Human nature leads each of us toward simplifying our lives and jobs; not the opposite. Quite often, claims handlers have no formal subrogation training, but remedying that can be easy. Companies often lack a subrogation system with proper metrics and performance monitoring. Disputes, claims, litigation, and especially arbitration claims involving subrogation are frequently handled improperly, resulting in a low recovery rate and an eventual determination that it simply isn’t worth the time and trouble. An informative article on The Top Ten Mistakes Carriers Keep Making can viewed HERE and a free recorded webinar on this topic can be viewed HERE.
A successful subrogation program is never an accident and it cannot be developed as an after-thought or a last resort.

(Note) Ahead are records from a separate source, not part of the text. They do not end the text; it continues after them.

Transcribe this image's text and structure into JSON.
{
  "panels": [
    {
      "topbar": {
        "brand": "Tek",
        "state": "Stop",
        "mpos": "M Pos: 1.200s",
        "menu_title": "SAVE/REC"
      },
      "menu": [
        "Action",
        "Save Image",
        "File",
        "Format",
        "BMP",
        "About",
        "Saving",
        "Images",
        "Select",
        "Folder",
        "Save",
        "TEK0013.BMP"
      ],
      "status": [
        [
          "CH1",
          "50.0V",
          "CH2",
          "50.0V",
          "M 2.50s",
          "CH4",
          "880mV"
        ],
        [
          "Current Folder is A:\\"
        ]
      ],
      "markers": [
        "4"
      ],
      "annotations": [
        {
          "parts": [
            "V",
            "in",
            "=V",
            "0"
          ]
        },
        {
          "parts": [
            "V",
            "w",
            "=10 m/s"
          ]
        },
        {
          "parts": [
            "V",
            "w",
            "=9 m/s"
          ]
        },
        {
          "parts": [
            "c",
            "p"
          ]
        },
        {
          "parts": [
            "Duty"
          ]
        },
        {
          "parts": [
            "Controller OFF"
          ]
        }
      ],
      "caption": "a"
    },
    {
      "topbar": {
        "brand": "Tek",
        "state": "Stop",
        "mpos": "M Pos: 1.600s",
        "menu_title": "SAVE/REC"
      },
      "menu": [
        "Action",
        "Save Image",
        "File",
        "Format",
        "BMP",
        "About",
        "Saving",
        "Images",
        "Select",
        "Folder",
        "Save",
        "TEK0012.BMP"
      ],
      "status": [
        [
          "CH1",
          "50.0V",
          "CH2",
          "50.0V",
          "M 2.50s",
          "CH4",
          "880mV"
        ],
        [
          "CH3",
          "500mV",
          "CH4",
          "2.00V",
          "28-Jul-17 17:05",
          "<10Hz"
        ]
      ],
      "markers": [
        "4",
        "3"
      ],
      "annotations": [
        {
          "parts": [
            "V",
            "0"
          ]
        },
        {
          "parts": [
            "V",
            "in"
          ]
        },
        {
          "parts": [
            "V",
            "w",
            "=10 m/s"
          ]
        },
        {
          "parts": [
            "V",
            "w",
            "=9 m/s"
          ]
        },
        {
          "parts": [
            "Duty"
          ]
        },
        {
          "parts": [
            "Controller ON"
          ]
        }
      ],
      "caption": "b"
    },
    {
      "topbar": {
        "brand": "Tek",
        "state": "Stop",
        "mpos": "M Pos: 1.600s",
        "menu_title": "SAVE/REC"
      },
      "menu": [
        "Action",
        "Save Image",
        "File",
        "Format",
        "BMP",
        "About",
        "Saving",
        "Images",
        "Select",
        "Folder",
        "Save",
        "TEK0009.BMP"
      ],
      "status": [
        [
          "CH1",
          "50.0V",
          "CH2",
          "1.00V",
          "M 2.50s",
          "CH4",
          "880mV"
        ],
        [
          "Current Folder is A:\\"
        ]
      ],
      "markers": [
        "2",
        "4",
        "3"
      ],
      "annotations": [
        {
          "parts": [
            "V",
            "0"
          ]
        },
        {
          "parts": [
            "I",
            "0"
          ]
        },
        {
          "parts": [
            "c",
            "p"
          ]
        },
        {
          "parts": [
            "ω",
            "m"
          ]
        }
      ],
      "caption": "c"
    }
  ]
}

It is always the result of a commitment to excellence, informed decision-making and planning, subrogation knowledge, an investment of time and money, and an intensely-focused effort and perseverance. Good judgment comes from experience, and experience comes from bad judgment. There is no time like the present to begin the first steps to seeing checks flowing in to an insurance company, instead of just out. It was Henry Ford who famously said, “Failure is simply the opportunity to begin again; this time more intelligently.” Subrogation success requires time and action, but the reward is exponential.